Actually, my meal was delicious! The menu at The Standard Grill could best be described as “American Brasserie” fare. From charcuterie and a raw bar, to fresh fish, pasta and meat, there is truly something for every palate (both young and old, alike).

Upon being seated, two small dishes arrived: One contained magenta-colored mini radishes, and the other was filled with ample hunks of parmesan cheese. How delightful, unique and sophisticated! A lovely bread basket followed shortly thereafter.

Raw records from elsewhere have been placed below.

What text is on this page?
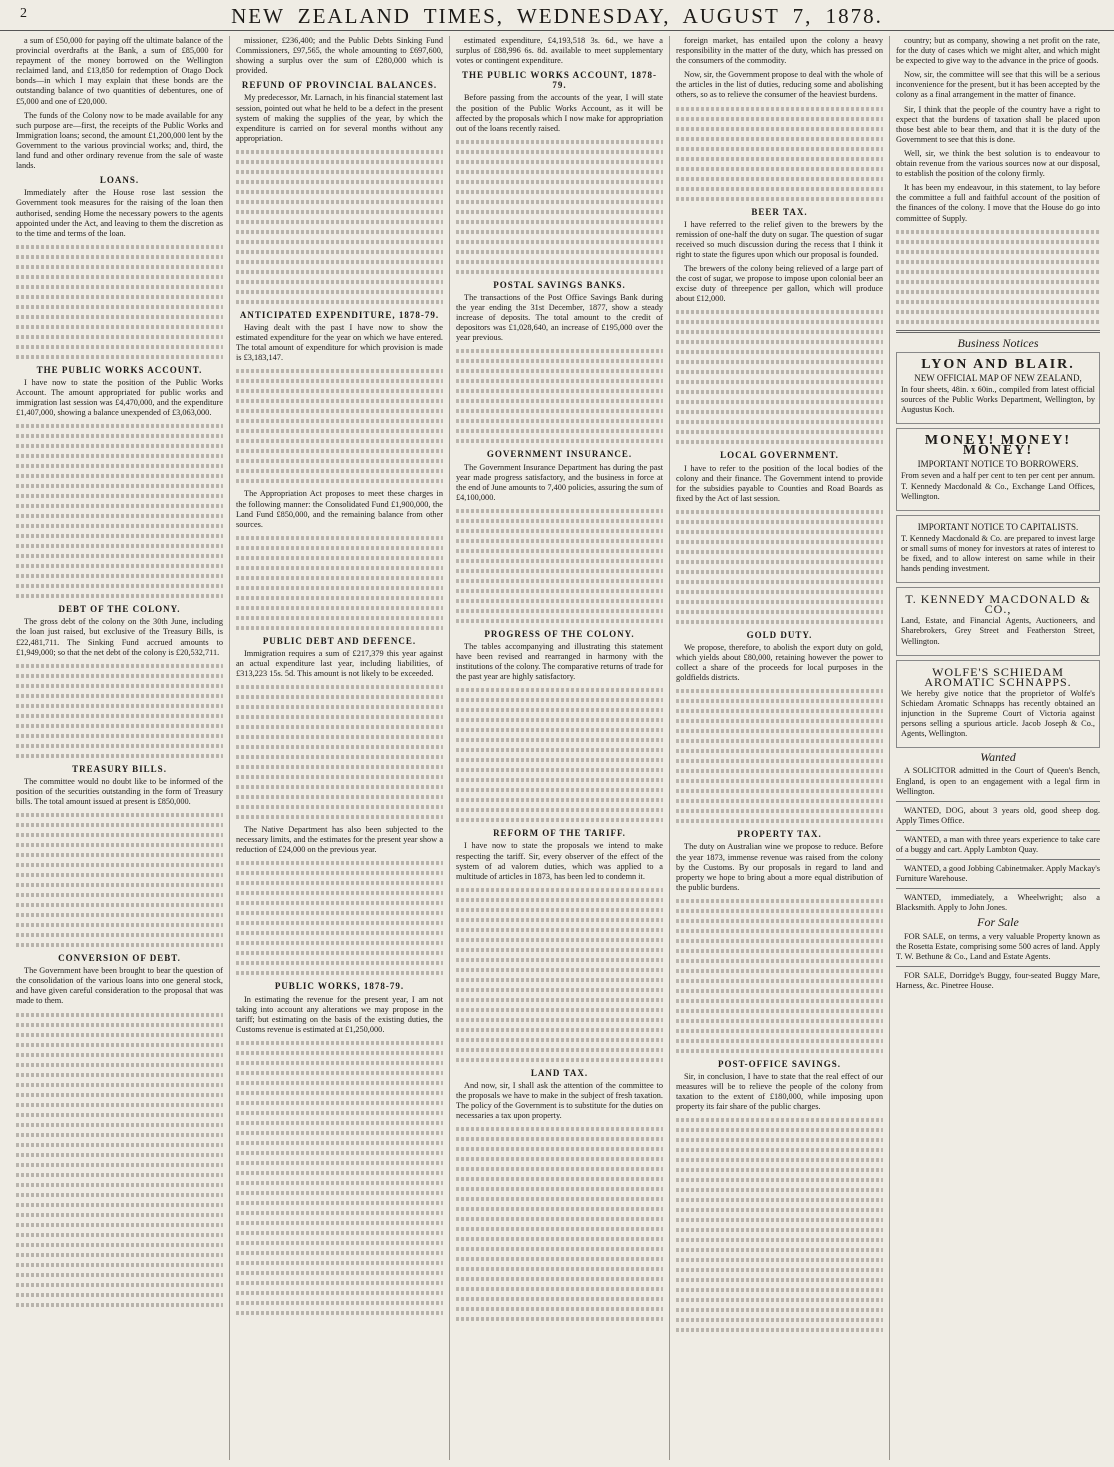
2	NEW ZEALAND TIMES, WEDNESDAY, AUGUST 7, 1878.

a sum of £50,000 for paying off the ultimate balance of the provincial overdrafts at the Bank, a sum of £85,000 for repayment of the money borrowed on the Wellington reclaimed land, and £13,850 for redemption of Otago Dock bonds—in which I may explain that these bonds are the outstanding balance of two quantities of debentures, one of £5,000 and one of £20,000.

The funds of the Colony now to be made available for any such purpose are—first, the receipts of the Public Works and Immigration loans; second, the amount £1,200,000 lent by the Government to the various provincial works; and, third, the land fund and other ordinary revenue from the sale of waste lands.

LOANS.

Immediately after the House rose last session the Government took measures for the raising of the loan then authorised, sending Home the necessary powers to the agents appointed under the Act, and leaving to them the discretion as to the time and terms of the loan.

THE PUBLIC WORKS ACCOUNT.

I have now to state the position of the Public Works Account. The amount appropriated for public works and immigration last session was £4,470,000, and the expenditure £1,407,000, showing a balance unexpended of £3,063,000.

DEBT OF THE COLONY.

The gross debt of the colony on the 30th June, including the loan just raised, but exclusive of the Treasury Bills, is £22,481,711. The Sinking Fund accrued amounts to £1,949,000; so that the net debt of the colony is £20,532,711.

TREASURY BILLS.

The committee would no doubt like to be informed of the position of the securities outstanding in the form of Treasury bills. The total amount issued at present is £850,000.

CONVERSION OF DEBT.

The Government have been brought to bear the question of the consolidation of the various loans into one general stock, and have given careful consideration to the proposal that was made to them.

missioner, £236,400; and the Public Debts Sinking Fund Commissioners, £97,565, the whole amounting to £697,600, showing a surplus over the sum of £280,000 which is provided.

REFUND OF PROVINCIAL BALANCES.

My predecessor, Mr. Larnach, in his financial statement last session, pointed out what he held to be a defect in the present system of making the supplies of the year, by which the expenditure is carried on for several months without any appropriation.

ANTICIPATED EXPENDITURE, 1878-79.

Having dealt with the past I have now to show the estimated expenditure for the year on which we have entered. The total amount of expenditure for which provision is made is £3,183,147.

The Appropriation Act proposes to meet these charges in the following manner: the Consolidated Fund £1,900,000, the Land Fund £850,000, and the remaining balance from other sources.

PUBLIC DEBT AND DEFENCE.

Immigration requires a sum of £217,379 this year against an actual expenditure last year, including liabilities, of £313,223 15s. 5d. This amount is not likely to be exceeded.

The Native Department has also been subjected to the necessary limits, and the estimates for the present year show a reduction of £24,000 on the previous year.

PUBLIC WORKS, 1878-79.

In estimating the revenue for the present year, I am not taking into account any alterations we may propose in the tariff; but estimating on the basis of the existing duties, the Customs revenue is estimated at £1,250,000.

estimated expenditure, £4,193,518 3s. 6d., we have a surplus of £88,996 6s. 8d. available to meet supplementary votes or contingent expenditure.

THE PUBLIC WORKS ACCOUNT, 1878-79.

Before passing from the accounts of the year, I will state the position of the Public Works Account, as it will be affected by the proposals which I now make for appropriation out of the loans recently raised.

POSTAL SAVINGS BANKS.

The transactions of the Post Office Savings Bank during the year ending the 31st December, 1877, show a steady increase of deposits. The total amount to the credit of depositors was £1,028,640, an increase of £195,000 over the year previous.

GOVERNMENT INSURANCE.

The Government Insurance Department has during the past year made progress satisfactory, and the business in force at the end of June amounts to 7,400 policies, assuring the sum of £4,100,000.

PROGRESS OF THE COLONY.

The tables accompanying and illustrating this statement have been revised and rearranged in harmony with the institutions of the colony. The comparative returns of trade for the past year are highly satisfactory.

REFORM OF THE TARIFF.

I have now to state the proposals we intend to make respecting the tariff. Sir, every observer of the effect of the system of ad valorem duties, which was applied to a multitude of articles in 1873, has been led to condemn it.

LAND TAX.

And now, sir, I shall ask the attention of the committee to the proposals we have to make in the subject of fresh taxation. The policy of the Government is to substitute for the duties on necessaries a tax upon property.

foreign market, has entailed upon the colony a heavy responsibility in the matter of the duty, which has pressed on the consumers of the commodity.

Now, sir, the Government propose to deal with the whole of the articles in the list of duties, reducing some and abolishing others, so as to relieve the consumer of the heaviest burdens.

BEER TAX.

I have referred to the relief given to the brewers by the remission of one-half the duty on sugar. The question of sugar received so much discussion during the recess that I think it right to state the figures upon which our proposal is founded.

The brewers of the colony being relieved of a large part of the cost of sugar, we propose to impose upon colonial beer an excise duty of threepence per gallon, which will produce about £12,000.

LOCAL GOVERNMENT.

I have to refer to the position of the local bodies of the colony and their finance. The Government intend to provide for the subsidies payable to Counties and Road Boards as fixed by the Act of last session.

GOLD DUTY.

We propose, therefore, to abolish the export duty on gold, which yields about £80,000, retaining however the power to collect a share of the proceeds for local purposes in the goldfields districts.

PROPERTY TAX.

The duty on Australian wine we propose to reduce. Before the year 1873, immense revenue was raised from the colony by the Customs. By our proposals in regard to land and property we hope to bring about a more equal distribution of the public burdens.

POST-OFFICE SAVINGS.

Sir, in conclusion, I have to state that the real effect of our measures will be to relieve the people of the colony from taxation to the extent of £180,000, while imposing upon property its fair share of the public charges.

country; but as company, showing a net profit on the rate, for the duty of cases which we might alter, and which might be expected to give way to the advance in the price of goods.

Now, sir, the committee will see that this will be a serious inconvenience for the present, but it has been accepted by the colony as a final arrangement in the matter of finance.

Sir, I think that the people of the country have a right to expect that the burdens of taxation shall be placed upon those best able to bear them, and that it is the duty of the Government to see that this is done.

Well, sir, we think the best solution is to endeavour to obtain revenue from the various sources now at our disposal, to establish the position of the colony firmly.

It has been my endeavour, in this statement, to lay before the committee a full and faithful account of the position of the finances of the colony. I move that the House do go into committee of Supply.

Business Notices

LYON AND BLAIR.

NEW OFFICIAL MAP OF NEW ZEALAND,

In four sheets, 48in. x 60in., compiled from latest official sources of the Public Works Department, Wellington, by Augustus Koch.

MONEY! MONEY! MONEY!

IMPORTANT NOTICE TO BORROWERS.

From seven and a half per cent to ten per cent per annum. T. Kennedy Macdonald & Co., Exchange Land Offices, Wellington.

IMPORTANT NOTICE TO CAPITALISTS.

T. Kennedy Macdonald & Co. are prepared to invest large or small sums of money for investors at rates of interest to be fixed, and to allow interest on same while in their hands pending investment.

T. KENNEDY MACDONALD & CO.,

Land, Estate, and Financial Agents, Auctioneers, and Sharebrokers, Grey Street and Featherston Street, Wellington.

WOLFE'S SCHIEDAM AROMATIC SCHNAPPS.

We hereby give notice that the proprietor of Wolfe's Schiedam Aromatic Schnapps has recently obtained an injunction in the Supreme Court of Victoria against persons selling a spurious article. Jacob Joseph & Co., Agents, Wellington.

Wanted

A SOLICITOR admitted in the Court of Queen's Bench, England, is open to an engagement with a legal firm in Wellington.

WANTED, DOG, about 3 years old, good sheep dog. Apply Times Office.

WANTED, a man with three years experience to take care of a buggy and cart. Apply Lambton Quay.

WANTED, a good Jobbing Cabinetmaker. Apply Mackay's Furniture Warehouse.

WANTED, immediately, a Wheelwright; also a Blacksmith. Apply to John Jones.

For Sale

FOR SALE, on terms, a very valuable Property known as the Rosetta Estate, comprising some 500 acres of land. Apply T. W. Bethune & Co., Land and Estate Agents.

FOR SALE, Dorridge's Buggy, four-seated Buggy Mare, Harness, &c. Pinetree House.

  • Saucisson Sec Basquaise: Having fallen in love with this dry Lyonnaise sausage in France, I was thrilled to see it offered on the restaurant’s charcuterie menu. I ate three of the five generous slices, leaving my date with two (sorry Phil!). The pork sausage was rich, dense, and subtly spicy. Tres delicieux!
  • Iceberg Wedge: I’m not exactly sure when I began to like blue cheese, but I can tell you that it was fairly recently. Perhaps it was the words, “Kentucky bacon,” among the other ingredients, that prompted me to order the iceberg wedge as an appetizer. Floating atop a shallow pool of blue cheese dressing was ½ of a head of iceberg lettuce cut in to four equal parts. Sliced bacon strips, a dusting of minced chives, and a thin drizzle of dressing crowned the pale greens.
  • Standard Ranch Burger: By the time we received our entrees, I was legitimately full…But that’s never stopped me before! A plump, juicy, medium-rare-cooked beef patty came topped with gooey melted white cheddar and strips of salty bacon. A fluffy brioche bun sandwiched the trinity of savory ingredients. Accompaniments included a whole pickle, sliced onion/tomato/lettuce, and a 16-ounce (approximately) cup filled with the crispiest, saltiest, most delicious homemade frites in town. O M F G. Yes, I really did just say that.
  • Chocolate Mousse: In honor of celebrating my (belated) birthday, Phil and I had the perfect excuse to order dessert! (And having been to the restaurant once before, he insisted that we order the chocolate mousse.) We were presented with a large glass bowl nearly filled to the brim with chocolate mousse, a dollop of homemade whipped cream, and crunchy chocolate shavings…In addition to two wooden “Le Creuset” rubber spatulas! “Phil,” I asked, “are we supposed to eat this with the spatulas, or is that just part of the presentation?” After looking at me with raised eyebrows and a devilish grin, he dunked his utensil in to the mousse. We both started laughing, as did our neighboring tables. With spatulas in hand, Phil and I nearly licked the bowl clean. Truly, it was a sweet ending to a bitter beginning.

What’s pricing like?

The Standard Grill’s prices are fair, though most entrée accompaniments are a la carte. Prices can add up quickly, but diners on a budget can easily make do:

  • Saucisson Sec Basquaise: $6
  • Iceberg Wedge: $10
  • Standard Ranch Burger: $16
  • Chocolate Mousse: $12

Will you return to The Standard Grill?

Yes, however, should my second service experience be as miserable as this one was, then I will feel confident about never returning. It’s too soon to judge based on one horrific experience.